You are a developer and you want to keep your project moving forward. You set up various communication channels and organize an open community around. Your vivid project starts to attract new people, amongst them are people who intend to contribute code to the project. Great, because that’s what you were waiting for when you started building your FLOSS community.
Naturally, you do not allow anyone on the net to directly contribute code without any, more or less formal, review process. That’s good, since you care about happy community of contributing members, but you also want quality that you can be proud of.

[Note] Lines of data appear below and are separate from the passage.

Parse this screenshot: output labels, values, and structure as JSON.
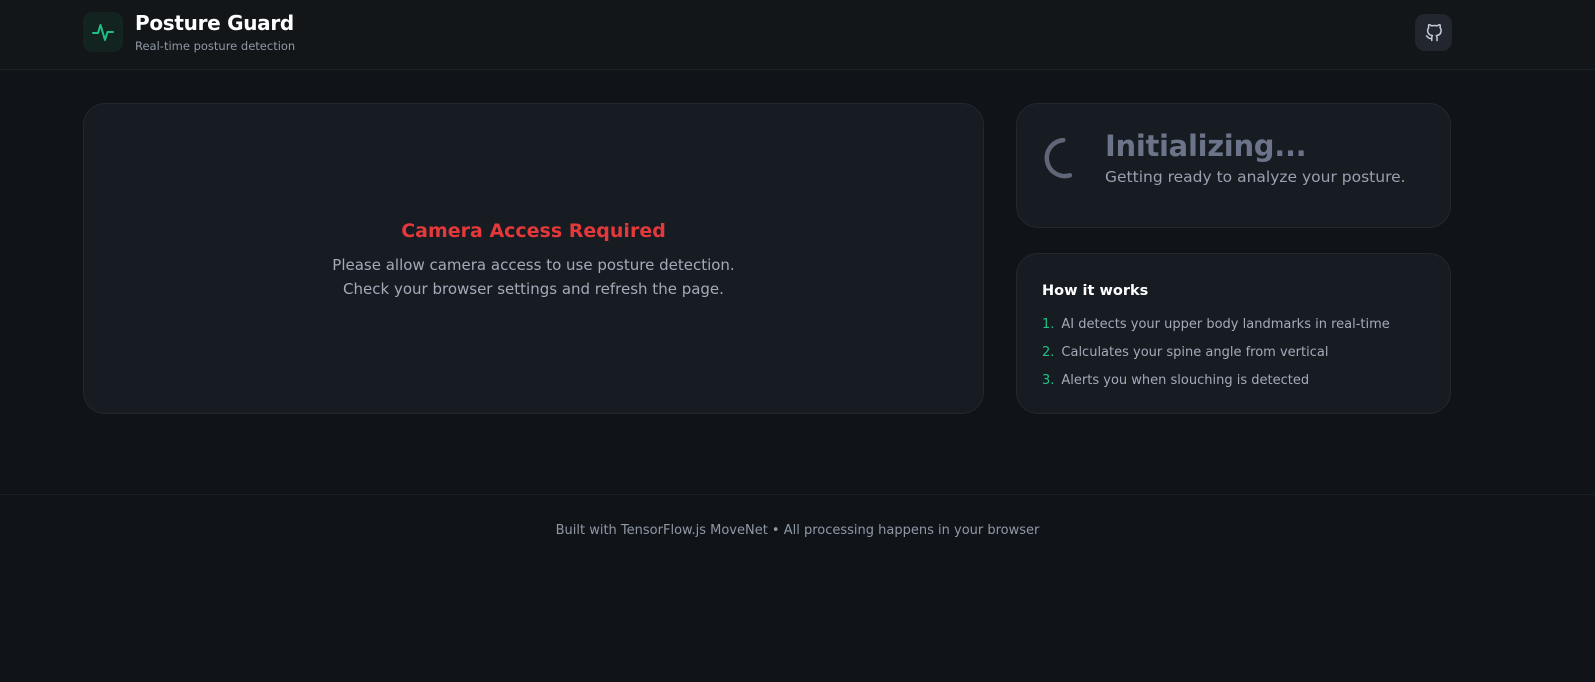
{
  "header": {
    "title": "Posture Guard",
    "subtitle": "Real-time posture detection",
    "logo_icon": "activity-pulse-icon",
    "github_icon": "github-icon"
  },
  "camera": {
    "title": "Camera Access Required",
    "message_line1": "Please allow camera access to use posture detection.",
    "message_line2": "Check your browser settings and refresh the page."
  },
  "status": {
    "title": "Initializing...",
    "subtitle": "Getting ready to analyze your posture.",
    "icon": "loading-spinner-icon"
  },
  "how_it_works": {
    "title": "How it works",
    "steps": [
      {
        "num": "1.",
        "text": "AI detects your upper body landmarks in real-time"
      },
      {
        "num": "2.",
        "text": "Calculates your spine angle from vertical"
      },
      {
        "num": "3.",
        "text": "Alerts you when slouching is detected"
      }
    ]
  },
  "footer": {
    "text": "Built with TensorFlow.js MoveNet • All processing happens in your browser"
  },
  "colors": {
    "background": "#101418",
    "card": "#171b22",
    "accent_green": "#1fbf85",
    "error_red": "#e5383b",
    "muted_text": "#a3abb8"
  }
}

And then there’s the world of community localization. You are most likely not a polyglot, and you can hardly do a review process with tons of languages from around the world, apart from making sure that the localization work you’ve been provided is not missing some obvious bits of technicalities. So you simply open the submit process for l10n to anyone, or reach to some nice outsourcing tool, hoping that translators will eventually cope with it and the project’s l10n will be worthy, as is the code. But really?
But Really, It’s For Your Own Good
That is, not to stick to the openness at any cost. The fact is that, quite similarly to the code contribution, the quality work in l10n will not miraculously show up. It needs reviews, proper management, suitable workflow. It needs community.
One of the first things you need to do if you want to facilitate building a real l10n community is to set up, more or less formal, rules. So you turn the translation teams option on. You encourage work in translation teams & projects, so your translators can interact with each other and share knowledge. You keep an eye on l10n. You are responsive to the needs of your translation team members. Then you are a great developer with FLOSS project that deserves quality & efficiency in l10n very much comparable to that of the professional (as in commercial) translators with plenty of ISO & DIN certificates. And your project has it. For free. (Almost.)
Lets also not forget that broken translations can crash your application (I’m myself guilty of doing this countless times, one learns the hard way), so the quality is l10n is not some luxury thing.